KNOW is our public radio news station in the Twin Cities, but it is so NOT, NOT, NOT in Minneapolis! Their studios are about 5 blocks away from my workplace in downtown St. Paul and their tower (I can see it from my cube’s window) is in a suburb also on this side of the Mississippi River. We who live on this side of the river are quite sensitive about Mpls getting undeserved attention.We HATE it! Sometimes we feel like the REDHEAD step-child. So, WILL AND HIS STAFF ARE IN ERROR ON THIS ONE. Even @Barany should KNOW that.

So we have soccer player BRANDI on top of soccer player MIA; I like the visual. And both are on top of ANYA. I’d like to watch all of that action, by GOLLY.

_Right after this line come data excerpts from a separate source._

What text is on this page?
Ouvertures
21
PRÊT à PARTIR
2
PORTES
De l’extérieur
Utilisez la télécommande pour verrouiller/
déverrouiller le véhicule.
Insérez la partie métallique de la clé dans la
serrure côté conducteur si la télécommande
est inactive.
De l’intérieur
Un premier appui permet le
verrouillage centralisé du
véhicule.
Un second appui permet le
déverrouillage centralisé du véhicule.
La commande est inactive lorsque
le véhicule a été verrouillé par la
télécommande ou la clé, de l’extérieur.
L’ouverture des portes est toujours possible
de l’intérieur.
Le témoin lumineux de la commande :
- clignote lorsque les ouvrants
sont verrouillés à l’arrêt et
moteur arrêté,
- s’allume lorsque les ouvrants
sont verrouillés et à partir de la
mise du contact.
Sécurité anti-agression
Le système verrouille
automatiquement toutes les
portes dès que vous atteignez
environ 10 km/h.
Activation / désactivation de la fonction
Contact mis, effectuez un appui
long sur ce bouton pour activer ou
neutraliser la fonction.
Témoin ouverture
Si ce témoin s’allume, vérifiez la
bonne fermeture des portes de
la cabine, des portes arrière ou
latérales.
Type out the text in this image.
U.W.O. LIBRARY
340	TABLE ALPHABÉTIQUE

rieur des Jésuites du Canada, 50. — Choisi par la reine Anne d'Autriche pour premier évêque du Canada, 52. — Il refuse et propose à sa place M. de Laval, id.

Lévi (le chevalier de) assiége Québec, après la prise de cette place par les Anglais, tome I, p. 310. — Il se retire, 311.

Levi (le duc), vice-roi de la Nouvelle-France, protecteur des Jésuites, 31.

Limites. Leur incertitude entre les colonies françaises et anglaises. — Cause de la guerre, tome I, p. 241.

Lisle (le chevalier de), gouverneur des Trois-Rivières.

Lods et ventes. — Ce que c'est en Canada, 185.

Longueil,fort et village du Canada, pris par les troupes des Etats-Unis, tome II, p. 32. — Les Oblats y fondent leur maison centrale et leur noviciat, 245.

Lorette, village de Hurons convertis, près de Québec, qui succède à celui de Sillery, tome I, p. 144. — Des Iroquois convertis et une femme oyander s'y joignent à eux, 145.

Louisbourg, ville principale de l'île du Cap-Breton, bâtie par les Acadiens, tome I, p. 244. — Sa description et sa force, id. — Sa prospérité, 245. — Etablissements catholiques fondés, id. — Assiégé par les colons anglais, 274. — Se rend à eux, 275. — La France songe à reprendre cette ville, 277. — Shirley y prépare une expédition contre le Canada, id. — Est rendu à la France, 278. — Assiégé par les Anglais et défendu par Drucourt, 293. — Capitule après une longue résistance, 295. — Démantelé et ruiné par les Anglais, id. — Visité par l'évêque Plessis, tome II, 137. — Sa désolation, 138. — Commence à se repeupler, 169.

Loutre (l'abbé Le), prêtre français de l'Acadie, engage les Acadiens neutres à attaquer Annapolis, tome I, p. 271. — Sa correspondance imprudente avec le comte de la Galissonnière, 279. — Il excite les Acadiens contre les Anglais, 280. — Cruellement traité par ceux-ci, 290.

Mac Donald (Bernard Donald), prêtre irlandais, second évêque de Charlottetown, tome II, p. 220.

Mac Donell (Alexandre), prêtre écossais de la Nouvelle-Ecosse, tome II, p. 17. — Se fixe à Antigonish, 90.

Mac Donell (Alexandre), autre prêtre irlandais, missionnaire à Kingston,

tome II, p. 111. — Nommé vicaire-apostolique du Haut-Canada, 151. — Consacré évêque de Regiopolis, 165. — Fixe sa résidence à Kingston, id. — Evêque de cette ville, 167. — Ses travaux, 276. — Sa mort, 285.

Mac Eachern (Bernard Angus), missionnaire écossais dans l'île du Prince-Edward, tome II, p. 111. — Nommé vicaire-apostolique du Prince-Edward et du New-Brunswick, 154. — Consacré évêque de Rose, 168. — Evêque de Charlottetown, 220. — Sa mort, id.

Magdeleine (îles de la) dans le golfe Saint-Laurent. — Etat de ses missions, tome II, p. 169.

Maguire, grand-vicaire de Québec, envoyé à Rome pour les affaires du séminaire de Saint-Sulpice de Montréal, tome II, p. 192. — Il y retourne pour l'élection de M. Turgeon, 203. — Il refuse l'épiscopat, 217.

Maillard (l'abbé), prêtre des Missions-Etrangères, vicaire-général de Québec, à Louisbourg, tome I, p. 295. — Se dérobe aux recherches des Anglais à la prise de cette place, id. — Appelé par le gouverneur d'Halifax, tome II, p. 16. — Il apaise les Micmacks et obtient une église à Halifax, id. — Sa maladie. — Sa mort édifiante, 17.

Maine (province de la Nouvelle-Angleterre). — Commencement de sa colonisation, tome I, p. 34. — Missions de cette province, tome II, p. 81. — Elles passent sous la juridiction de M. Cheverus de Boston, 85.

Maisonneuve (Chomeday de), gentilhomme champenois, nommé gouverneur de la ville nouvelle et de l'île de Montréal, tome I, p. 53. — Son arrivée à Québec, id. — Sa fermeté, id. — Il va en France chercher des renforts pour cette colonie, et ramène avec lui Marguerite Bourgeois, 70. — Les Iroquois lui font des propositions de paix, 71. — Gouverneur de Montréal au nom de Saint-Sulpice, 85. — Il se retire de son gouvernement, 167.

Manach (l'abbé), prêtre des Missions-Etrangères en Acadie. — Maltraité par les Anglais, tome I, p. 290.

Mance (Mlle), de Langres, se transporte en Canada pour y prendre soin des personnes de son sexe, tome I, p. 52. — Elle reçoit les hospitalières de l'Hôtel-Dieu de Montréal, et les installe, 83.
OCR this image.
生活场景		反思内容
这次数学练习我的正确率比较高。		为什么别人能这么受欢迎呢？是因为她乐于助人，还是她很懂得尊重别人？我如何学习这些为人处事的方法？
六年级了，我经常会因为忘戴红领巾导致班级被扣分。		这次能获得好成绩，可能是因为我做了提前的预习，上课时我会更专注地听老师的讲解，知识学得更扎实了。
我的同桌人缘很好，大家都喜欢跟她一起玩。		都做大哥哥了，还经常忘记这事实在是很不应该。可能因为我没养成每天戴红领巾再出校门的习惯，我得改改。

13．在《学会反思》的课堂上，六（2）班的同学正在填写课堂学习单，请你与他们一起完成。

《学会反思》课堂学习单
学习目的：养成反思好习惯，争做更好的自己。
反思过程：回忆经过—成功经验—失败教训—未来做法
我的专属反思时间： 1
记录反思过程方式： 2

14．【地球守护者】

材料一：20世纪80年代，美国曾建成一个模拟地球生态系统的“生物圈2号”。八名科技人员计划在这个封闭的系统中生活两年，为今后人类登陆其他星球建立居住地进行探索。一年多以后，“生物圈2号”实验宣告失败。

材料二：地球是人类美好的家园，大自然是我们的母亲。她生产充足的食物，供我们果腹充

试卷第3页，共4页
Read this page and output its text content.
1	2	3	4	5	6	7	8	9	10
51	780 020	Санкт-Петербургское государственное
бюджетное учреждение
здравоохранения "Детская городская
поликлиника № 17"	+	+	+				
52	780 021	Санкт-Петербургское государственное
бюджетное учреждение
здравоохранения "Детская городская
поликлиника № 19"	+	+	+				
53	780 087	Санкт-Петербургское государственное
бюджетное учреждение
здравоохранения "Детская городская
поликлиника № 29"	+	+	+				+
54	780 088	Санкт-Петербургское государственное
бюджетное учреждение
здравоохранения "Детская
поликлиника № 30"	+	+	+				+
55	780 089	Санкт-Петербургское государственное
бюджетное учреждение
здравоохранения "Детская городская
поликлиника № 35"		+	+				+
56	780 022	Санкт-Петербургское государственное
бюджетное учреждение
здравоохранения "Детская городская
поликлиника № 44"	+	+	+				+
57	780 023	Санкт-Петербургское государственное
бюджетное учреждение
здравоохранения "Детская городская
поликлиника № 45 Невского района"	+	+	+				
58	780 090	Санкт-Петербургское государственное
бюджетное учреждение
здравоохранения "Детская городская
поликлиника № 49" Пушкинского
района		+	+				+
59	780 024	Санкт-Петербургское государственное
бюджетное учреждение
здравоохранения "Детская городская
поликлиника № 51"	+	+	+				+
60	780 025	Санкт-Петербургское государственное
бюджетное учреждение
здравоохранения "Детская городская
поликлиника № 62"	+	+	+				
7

I guess MIA Farrow, yeah baby, as a clue is too old-timey these days. JESSICALANGE, also yeah baby.

Maybe OFL NEEDs a DOSE of something OTC to QUELL the negativity vibe. Or TNT. But this puz could’ve used a little help. FALALA, UGG UGH.

DMG 1:33 PM  

Finished this one and, unable tsee any connection between a geometry term and an old time movie star, decided there was no theme!!! Got tangled up in the middle for a second as I thought the boots were spelled UGH, but SEGO saved the day. Otherwise, a good Tuesday solve.

rain forest 4:35 PM  

I enjoyed this, too, ie, I was an "enjoyer" @Spacey... Hey, I like your idea to publish puzzles from years ago. I know I wouldn't remember them, and it would give Shortz a lot of go-to material. I must look up CONRAD NAGEL because I "knew" his name, or maybe the theme made me think that.

@Burma - good one. Nice of you to have some self-restraint.

I'm really hoping for a Canada-USA final in the FIFA World Cup.

BS2 5:31 PM  

"I have my standards, even when I'm aroused" ,he said firmly.